The 21st edition of the Trofeo Sílex archery competition was held in June 2012. Representing the Ferrol archery club, he finished first in the senior men's compound bow event. Club Arquero Chiclana organized the 2012 Spanish national championships in June 2012. There, Rodríguez finished first in the men's open compound event.

Coached by national team coach Irene Cuesta, Rodríguez competed in archery at the 2012 Summer Paralympics, finishing fourth in the compound bow event. After qualifying for the semi-finals, he had to face American Matt Sutzman. The London heat caused issues with Rodríguez's bow, resulting in shots going "eight to the left". Losing the match, he then met Turkish archer Hanci Dogar in the bronze medal match that he lost. Rodríguez blamed not gaining a medal on the weather and temperature that affected his aluminium bow. His fourth-place finish was the best of all Spanish archers at the 2012 Paralympic Games. Later, upon returning home from London, he was congratulated by Ferrol mayor José Manuel Rey, and the Councillor for Sports Susana Martinez Galdos at a ceremony at Ferrol's townhall.
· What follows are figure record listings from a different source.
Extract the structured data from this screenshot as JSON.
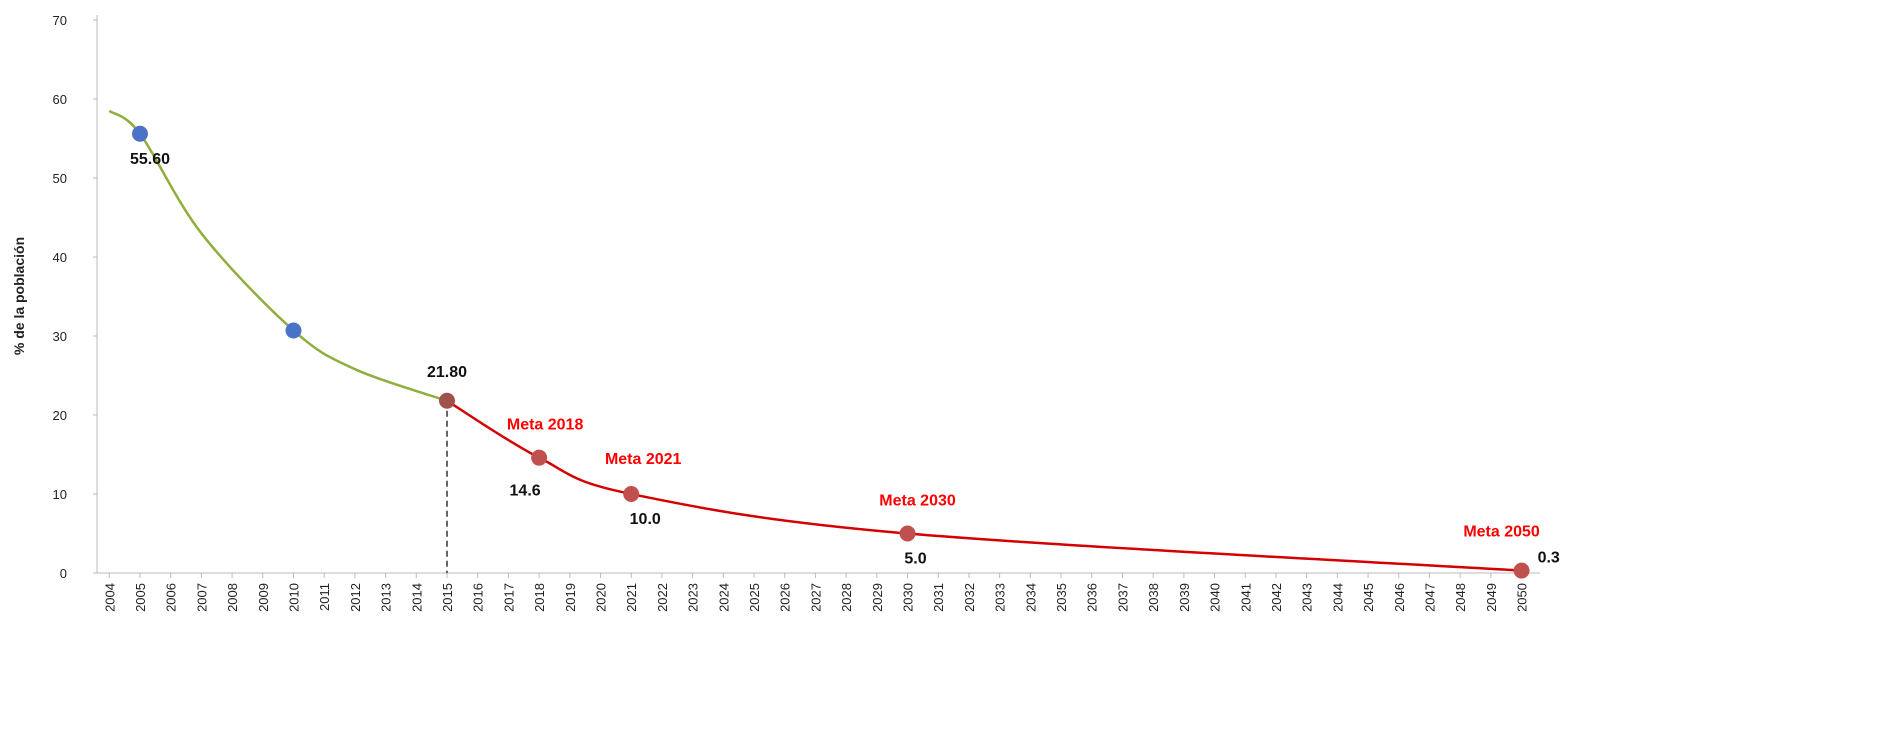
{
  "chart_data": {
    "type": "line",
    "y_label": "% de la población",
    "xlim": [
      2003.6,
      2050.6
    ],
    "xticks": [
      2004,
      2005,
      2006,
      2007,
      2008,
      2009,
      2010,
      2011,
      2012,
      2013,
      2014,
      2015,
      2016,
      2017,
      2018,
      2019,
      2020,
      2021,
      2022,
      2023,
      2024,
      2025,
      2026,
      2027,
      2028,
      2029,
      2030,
      2031,
      2032,
      2033,
      2034,
      2035,
      2036,
      2037,
      2038,
      2039,
      2040,
      2041,
      2042,
      2043,
      2044,
      2045,
      2046,
      2047,
      2048,
      2049,
      2050
    ],
    "ylim": [
      0,
      70
    ],
    "yticks": [
      0,
      10,
      20,
      30,
      40,
      50,
      60,
      70
    ],
    "vline_x": 2015,
    "series": [
      {
        "color": "#8fae3c",
        "x": [
          2004,
          2005,
          2007,
          2010,
          2012,
          2015
        ],
        "values": [
          58.5,
          55.6,
          43,
          30.7,
          25.8,
          21.8
        ],
        "point_colors": [
          null,
          "#4a72c8",
          null,
          "#4a72c8",
          null,
          "#a0504d"
        ],
        "value_labels": [
          null,
          "55.60",
          null,
          null,
          null,
          "21.80"
        ]
      },
      {
        "color": "#d40000",
        "x": [
          2015,
          2018,
          2021,
          2030,
          2050
        ],
        "values": [
          21.8,
          14.6,
          10.0,
          5.0,
          0.3
        ],
        "point_colors": [
          null,
          "#c0504d",
          "#c0504d",
          "#c0504d",
          "#c0504d"
        ],
        "value_labels": [
          null,
          "14.6",
          "10.0",
          "5.0",
          "0.3"
        ],
        "annotations": [
          null,
          "Meta 2018",
          "Meta 2021",
          "Meta 2030",
          "Meta 2050"
        ]
      }
    ]
  }
}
The X Toralin Archery Challenge and III Botillo Trophy took place in November 2012, with Rodríguez participating. Following the merger of the Spanish archery federations for archers with disabilities and those without, a combined national championship was held in February 2013. Rodríguez was one of ten archers with disabilities to take part. A score 571 points in the individual compound bow put him in 23 position, and qualified him for the team event representing Galacia. His team went on to finish in fourth place. In Bangkok in November 2013, he competed in the IPC World Archery Championships. He earned selection to compete in Bangkok following a qualifying event in Spain. He qualified through to the first qualifying round. He finished with a combined score of 679 in qualifying, which placed in eighth overall out of sixty total competitors in his classification. The high placing meant he was put directly into the round of 32, which was a head-to-head shooting category. There he met British shooter Maguire. While ranked above him, Rodríguez lost by one point and did not advance further. In the team competition, where he shot with María Carmen Rubio, the pair first met the team from Thailand.